Official documents show the HBRC opted to outsource the $50 million portfolio – currently held in cash – following advice from PwC and Bancorp Treasury Services.
The HBRC cash, left over from assets originally designated to help build a controversial Central Hawke’s Bay dam, would be invested in a balanced portfolio, the documents reveal.
According to the HBRC papers, the new portfolio would have a targeted real return of 4.5 per cent in its first year and 5 per cent thereafter.
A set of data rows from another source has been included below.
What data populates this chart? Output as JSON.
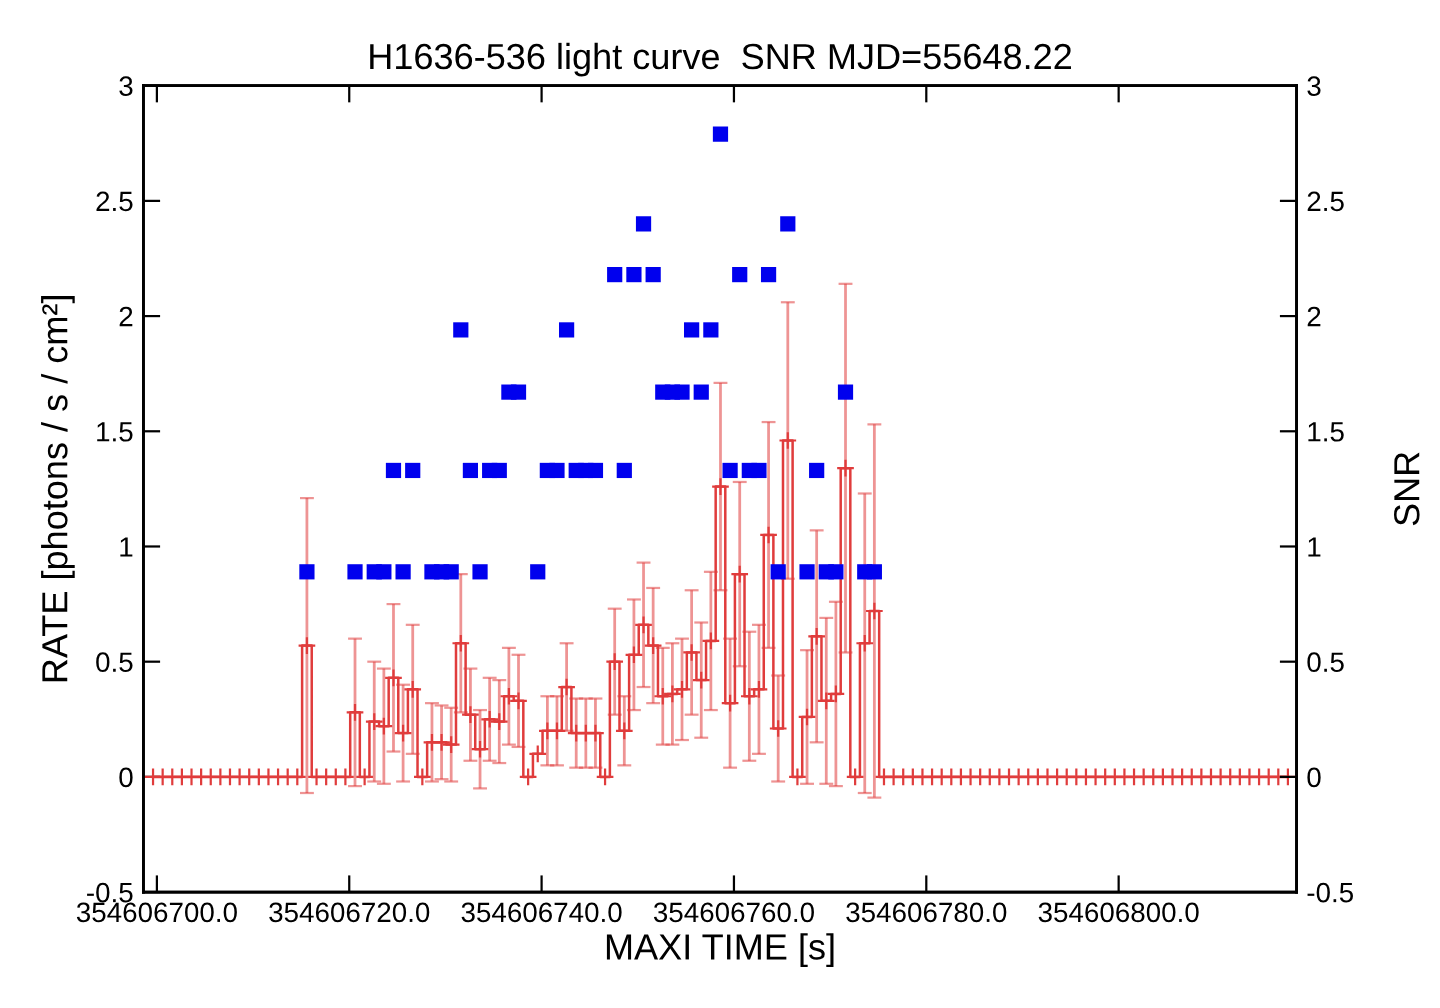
{
  "chart_data": {
    "type": "step",
    "title": "H1636-536 light curve  SNR MJD=55648.22",
    "xlabel": "MAXI TIME [s]",
    "ylabel": "RATE [photons / s / cm²]",
    "y2label": "SNR",
    "xlim": [
      354606698.6,
      354606818.5
    ],
    "xticks": [
      {
        "value": 354606700,
        "label": "354606700.0"
      },
      {
        "value": 354606720,
        "label": "354606720.0"
      },
      {
        "value": 354606740,
        "label": "354606740.0"
      },
      {
        "value": 354606760,
        "label": "354606760.0"
      },
      {
        "value": 354606780,
        "label": "354606780.0"
      },
      {
        "value": 354606800,
        "label": "354606800.0"
      }
    ],
    "ylim": [
      -0.5,
      3
    ],
    "yticks": [
      -0.5,
      0,
      0.5,
      1,
      1.5,
      2,
      2.5,
      3
    ],
    "y2lim": [
      -0.5,
      3
    ],
    "y2ticks": [
      -0.5,
      0,
      0.5,
      1,
      1.5,
      2,
      2.5,
      3
    ],
    "grid": false,
    "series": [
      {
        "color": "#e03c3c",
        "marker": "cross",
        "x": [
          354606699.6,
          354606700.6,
          354606701.6,
          354606702.6,
          354606703.6,
          354606704.6,
          354606705.6,
          354606706.6,
          354606707.6,
          354606708.6,
          354606709.6,
          354606710.6,
          354606711.6,
          354606712.6,
          354606713.6,
          354606714.6,
          354606715.6,
          354606716.6,
          354606717.6,
          354606718.6,
          354606719.6,
          354606720.6,
          354606721.6,
          354606722.6,
          354606723.6,
          354606724.6,
          354606725.6,
          354606726.6,
          354606727.6,
          354606728.6,
          354606729.6,
          354606730.6,
          354606731.6,
          354606732.6,
          354606733.6,
          354606734.6,
          354606735.6,
          354606736.6,
          354606737.6,
          354606738.6,
          354606739.6,
          354606740.6,
          354606741.6,
          354606742.6,
          354606743.6,
          354606744.6,
          354606745.6,
          354606746.6,
          354606747.6,
          354606748.6,
          354606749.6,
          354606750.6,
          354606751.6,
          354606752.6,
          354606753.6,
          354606754.6,
          354606755.6,
          354606756.6,
          354606757.6,
          354606758.6,
          354606759.6,
          354606760.6,
          354606761.6,
          354606762.6,
          354606763.6,
          354606764.6,
          354606765.6,
          354606766.6,
          354606767.6,
          354606768.6,
          354606769.6,
          354606770.6,
          354606771.6,
          354606772.6,
          354606773.6,
          354606774.6,
          354606775.6,
          354606776.6,
          354606777.6,
          354606778.6,
          354606779.6,
          354606780.6,
          354606781.6,
          354606782.6,
          354606783.6,
          354606784.6,
          354606785.6,
          354606786.6,
          354606787.6,
          354606788.6,
          354606789.6,
          354606790.6,
          354606791.6,
          354606792.6,
          354606793.6,
          354606794.6,
          354606795.6,
          354606796.6,
          354606797.6,
          354606798.6,
          354606799.6,
          354606800.6,
          354606801.6,
          354606802.6,
          354606803.6,
          354606804.6,
          354606805.6,
          354606806.6,
          354606807.6,
          354606808.6,
          354606809.6,
          354606810.6,
          354606811.6,
          354606812.6,
          354606813.6,
          354606814.6,
          354606815.6,
          354606816.6,
          354606817.6
        ],
        "values": [
          0,
          0,
          0,
          0,
          0,
          0,
          0,
          0,
          0,
          0,
          0,
          0,
          0,
          0,
          0,
          0,
          0.57,
          0,
          0,
          0,
          0,
          0.28,
          0,
          0.24,
          0.22,
          0.43,
          0.19,
          0.38,
          0,
          0.15,
          0.15,
          0.14,
          0.58,
          0.27,
          0.12,
          0.25,
          0.24,
          0.35,
          0.33,
          0,
          0.1,
          0.2,
          0.2,
          0.39,
          0.19,
          0.19,
          0.19,
          0,
          0.5,
          0.2,
          0.53,
          0.66,
          0.57,
          0.35,
          0.36,
          0.38,
          0.54,
          0.42,
          0.59,
          1.26,
          0.32,
          0.88,
          0.35,
          0.38,
          1.05,
          0.21,
          1.46,
          0,
          0.26,
          0.61,
          0.33,
          0.36,
          1.34,
          0,
          0.58,
          0.72,
          0,
          0,
          0,
          0,
          0,
          0,
          0,
          0,
          0,
          0,
          0,
          0,
          0,
          0,
          0,
          0,
          0,
          0,
          0,
          0,
          0,
          0,
          0,
          0,
          0,
          0,
          0,
          0,
          0,
          0,
          0,
          0,
          0,
          0,
          0,
          0,
          0,
          0,
          0,
          0,
          0,
          0,
          0
        ],
        "errors": [
          null,
          null,
          null,
          null,
          null,
          null,
          null,
          null,
          null,
          null,
          null,
          null,
          null,
          null,
          null,
          null,
          0.64,
          null,
          null,
          null,
          null,
          0.32,
          null,
          0.26,
          0.25,
          0.32,
          0.21,
          0.28,
          null,
          0.17,
          0.16,
          0.16,
          0.3,
          0.2,
          0.17,
          0.18,
          0.18,
          0.21,
          0.2,
          null,
          null,
          0.15,
          0.15,
          0.19,
          0.15,
          0.15,
          0.15,
          null,
          0.23,
          0.15,
          0.24,
          0.27,
          0.25,
          0.21,
          0.22,
          0.22,
          0.27,
          0.25,
          0.3,
          0.45,
          0.28,
          0.4,
          0.28,
          0.28,
          0.49,
          0.23,
          0.6,
          null,
          0.29,
          0.46,
          0.36,
          0.4,
          0.8,
          null,
          0.65,
          0.81,
          null,
          null,
          null,
          null,
          null,
          null,
          null,
          null,
          null,
          null,
          null,
          null,
          null,
          null,
          null,
          null,
          null,
          null,
          null,
          null,
          null,
          null,
          null,
          null,
          null,
          null,
          null,
          null,
          null,
          null,
          null,
          null,
          null,
          null,
          null,
          null,
          null,
          null,
          null,
          null,
          null,
          null,
          null
        ]
      },
      {
        "type": "scatter",
        "axis": "y2",
        "color": "#0000ee",
        "marker": "square",
        "x": [
          354606715.6,
          354606716.6,
          354606717.6,
          354606718.6,
          354606719.6,
          354606720.6,
          354606721.6,
          354606722.6,
          354606723.6,
          354606724.6,
          354606725.6,
          354606726.6,
          354606727.6,
          354606728.6,
          354606729.6,
          354606730.6,
          354606731.6,
          354606732.6,
          354606733.6,
          354606734.6,
          354606735.6,
          354606736.6,
          354606737.6,
          354606738.6,
          354606739.6,
          354606740.6,
          354606741.6,
          354606742.6,
          354606743.6,
          354606744.6,
          354606745.6,
          354606746.6,
          354606747.6,
          354606748.6,
          354606749.6,
          354606750.6,
          354606751.6,
          354606752.6,
          354606753.6,
          354606754.6,
          354606755.6,
          354606756.6,
          354606757.6,
          354606758.6,
          354606759.6,
          354606760.6,
          354606761.6,
          354606762.6,
          354606763.6,
          354606764.6,
          354606765.6,
          354606766.6,
          354606767.6,
          354606768.6,
          354606769.6,
          354606770.6,
          354606771.6,
          354606772.6,
          354606773.6,
          354606774.6
        ],
        "values": [
          0.89,
          null,
          null,
          null,
          null,
          0.89,
          null,
          0.89,
          0.89,
          1.33,
          0.89,
          1.33,
          null,
          0.89,
          0.89,
          0.89,
          1.94,
          1.33,
          0.89,
          1.33,
          1.33,
          1.67,
          1.67,
          null,
          0.89,
          1.33,
          1.33,
          1.94,
          1.33,
          1.33,
          1.33,
          null,
          2.18,
          1.33,
          2.18,
          2.4,
          2.18,
          1.67,
          1.67,
          1.67,
          1.94,
          1.67,
          1.94,
          2.79,
          1.33,
          2.18,
          1.33,
          1.33,
          2.18,
          0.89,
          2.4,
          null,
          0.89,
          1.33,
          0.89,
          0.89,
          1.67,
          null,
          0.89,
          0.89
        ]
      }
    ]
  }
}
A draft statement of investment policy objectives (SIPO) shows the proposed fund would be split equally between growth and income assets.
All offshore assets would be hedged to the NZ dollar.
“Where practical, investments will be made taking into account the ethical practices of the investment entity,” the SIPO says. “Council’s intention is for the Fund to avoid direct involvement with industries that have a negative impact on society and the environment.”
The HBRC investment blacklist includes companies involved in tobacco, alcohol, military and weapons, and fossil fuels.
However, the fund could shrink by between $6 million to $10 million under a lending agreement with a related HBRC investment company that would initially “reduce the funds available to the Diversified Investment Portfolio to $44 million to enable provision of that loan facility”.
In July the HBRC sold the intellectual property rights to the Ruataniwha Water Storage Scheme (RWSS) for $100,000 after spending $20 million over four years pushing the dam project.
The controversial dam proposal was scuttled last year when the Supreme Court ruled a deal to include Department of Conservation land in the flood-zone was illegal.